Une direction du ministère de l’Économie, du Redressement productif et du Numérique

Agriculture biologique - 09/07/2013

Un mode de production respectueux de l’environnement et du bien-être animal

des arachides

 

Les consommateurs achètent de plus en plus de produits biologiques. Ceux-ci sont soumis à de nombreuses exigences réglementaires.

Une des missions de la Direction Générale de la Concurrence, de la Consommation et de Répression des Fraudes (DGCCRF) est de s’assurer que ces exigences sont respectées, garantissant ainsi aux consommateurs la qualité biologique des produits et la loyauté des informations les concernant.

Quels produits peuvent être biologiques ?

L’agriculture biologique ne concerne que certains produits. Ainsi, seuls peuvent être biologiques :

  • les produits agricoles non transformés (exemples : céréales, légumes, fruits, fleurs d’ornement, coton, lait, œufs, animaux)
  • les produits agricoles transformés destinés à l’alimentation humaine (exemple : pain, fromages, plats cuisinés)
  • les aliments destinés aux animaux (ex : tourteaux de soja)
  • les semences et matériels de reproduction végétative.

Dès lors, les produits de la chasse et de la pêche d’espèces sauvages (sanglier, sardine) ne peuvent être biologiques car il est nécessaire de pouvoir contrôler l’alimentation et les conditions d’élevage d’un animal pour pouvoir certifier son caractère biologique (nourriture biologique, bien-être animal…).

De la même manière, l’eau et le sel ne sont pas des ingrédients agricoles et ne peuvent être biologiques.

Les textiles, les cosmétiques, et autres produits transformés non destinés à l’alimentation humaine ou animale, ne relèvent pas de la réglementation relative à l’agriculture biologique et ne peuvent être certifiés biologiques au sens de cette réglementation.
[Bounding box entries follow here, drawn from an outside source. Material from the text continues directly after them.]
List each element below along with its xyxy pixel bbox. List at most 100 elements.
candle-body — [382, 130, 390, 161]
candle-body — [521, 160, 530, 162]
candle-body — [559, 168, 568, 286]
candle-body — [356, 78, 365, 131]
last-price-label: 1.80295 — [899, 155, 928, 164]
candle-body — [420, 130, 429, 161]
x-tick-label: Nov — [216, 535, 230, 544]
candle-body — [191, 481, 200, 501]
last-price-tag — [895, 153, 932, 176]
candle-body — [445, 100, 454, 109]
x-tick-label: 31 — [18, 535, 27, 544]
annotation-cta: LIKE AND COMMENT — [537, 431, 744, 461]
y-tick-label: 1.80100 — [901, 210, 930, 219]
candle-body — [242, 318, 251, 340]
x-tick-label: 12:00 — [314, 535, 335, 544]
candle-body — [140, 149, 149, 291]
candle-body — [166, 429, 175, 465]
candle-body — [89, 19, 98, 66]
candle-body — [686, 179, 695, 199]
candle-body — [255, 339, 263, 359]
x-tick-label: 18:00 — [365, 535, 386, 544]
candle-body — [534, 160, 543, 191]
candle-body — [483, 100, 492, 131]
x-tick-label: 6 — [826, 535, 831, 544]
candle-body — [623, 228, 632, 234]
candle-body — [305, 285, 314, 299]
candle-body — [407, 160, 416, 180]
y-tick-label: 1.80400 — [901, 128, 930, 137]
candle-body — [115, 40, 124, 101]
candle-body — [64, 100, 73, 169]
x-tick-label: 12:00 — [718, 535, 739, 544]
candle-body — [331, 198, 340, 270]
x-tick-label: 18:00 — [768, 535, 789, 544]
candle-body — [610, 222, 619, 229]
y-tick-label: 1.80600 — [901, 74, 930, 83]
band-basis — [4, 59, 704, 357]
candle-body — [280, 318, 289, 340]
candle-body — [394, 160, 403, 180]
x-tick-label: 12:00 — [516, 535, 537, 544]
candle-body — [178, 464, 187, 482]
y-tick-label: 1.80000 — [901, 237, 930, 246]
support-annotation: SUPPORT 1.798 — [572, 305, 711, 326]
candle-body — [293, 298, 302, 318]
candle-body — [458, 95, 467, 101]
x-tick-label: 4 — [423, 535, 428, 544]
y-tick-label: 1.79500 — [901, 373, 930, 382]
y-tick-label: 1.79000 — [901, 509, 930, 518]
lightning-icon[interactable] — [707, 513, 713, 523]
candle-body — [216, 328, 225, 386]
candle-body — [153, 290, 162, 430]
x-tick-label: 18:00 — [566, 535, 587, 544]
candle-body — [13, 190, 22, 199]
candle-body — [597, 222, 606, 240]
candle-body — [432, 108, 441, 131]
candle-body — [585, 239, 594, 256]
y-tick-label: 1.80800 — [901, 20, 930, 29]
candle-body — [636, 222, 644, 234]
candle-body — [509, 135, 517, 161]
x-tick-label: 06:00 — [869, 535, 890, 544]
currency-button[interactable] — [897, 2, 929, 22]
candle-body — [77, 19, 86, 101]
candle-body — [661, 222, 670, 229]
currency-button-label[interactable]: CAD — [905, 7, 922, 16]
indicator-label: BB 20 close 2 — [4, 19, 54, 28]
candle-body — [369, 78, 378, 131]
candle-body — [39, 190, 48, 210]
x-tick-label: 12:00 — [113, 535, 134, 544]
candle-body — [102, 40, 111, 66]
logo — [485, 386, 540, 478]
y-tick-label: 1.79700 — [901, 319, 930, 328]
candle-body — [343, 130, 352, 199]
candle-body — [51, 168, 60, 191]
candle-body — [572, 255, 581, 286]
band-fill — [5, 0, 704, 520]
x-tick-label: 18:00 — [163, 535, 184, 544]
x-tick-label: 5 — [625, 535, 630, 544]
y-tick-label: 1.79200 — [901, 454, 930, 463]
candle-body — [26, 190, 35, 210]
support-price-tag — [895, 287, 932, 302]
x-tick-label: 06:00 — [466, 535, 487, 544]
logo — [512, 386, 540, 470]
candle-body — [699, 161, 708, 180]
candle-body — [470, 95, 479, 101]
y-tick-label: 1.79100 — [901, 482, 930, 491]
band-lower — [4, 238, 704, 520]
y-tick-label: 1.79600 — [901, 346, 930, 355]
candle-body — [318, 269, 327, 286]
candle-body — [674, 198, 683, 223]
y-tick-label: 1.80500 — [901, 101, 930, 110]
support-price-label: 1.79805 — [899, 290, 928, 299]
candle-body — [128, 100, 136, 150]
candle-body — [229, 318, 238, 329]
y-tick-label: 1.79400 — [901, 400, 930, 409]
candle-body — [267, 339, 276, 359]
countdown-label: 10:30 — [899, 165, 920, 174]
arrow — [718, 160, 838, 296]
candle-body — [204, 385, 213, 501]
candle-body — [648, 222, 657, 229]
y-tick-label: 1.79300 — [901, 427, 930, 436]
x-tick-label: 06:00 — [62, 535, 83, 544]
Toutefois, si un ou plusieurs de leurs composants agricoles sont issus de l’agriculture biologique et certifiés, ils peuvent être valorisés dans l’étiquetage de ces produits (T-shirt fabriqué à partir de coton issu de l’agriculture biologique par exemple).
Par ailleurs, de tels produits peuvent, s’ils respectent un cahier des charges, faire l’objet d’une certification attestant de la conformité à un référentiel privé.

Quelles obligations pour les opérateurs du bio ?

Tous les opérateurs (producteurs, transformateurs, grossistes, importateurs…) doivent notifier leur activité à l’Agence BIO qui tient un annuaire des professionnels du BIO (http://www.agencebio.org/).

Par ailleurs, tous ces opérateurs doivent passer un contrat avec un organisme certificateur agréée par l’INAO qui contrôlera leur activité au moins une fois par an.

A quelles conditions un produit peut-il être biologique ?

L’agriculture biologique vise à établir un système de gestion durable de l’agriculture, notamment au travers d’une amélioration de la qualité du sol, de l'eau, des végétaux et des animaux, d’un développement de la biodiversité, etc.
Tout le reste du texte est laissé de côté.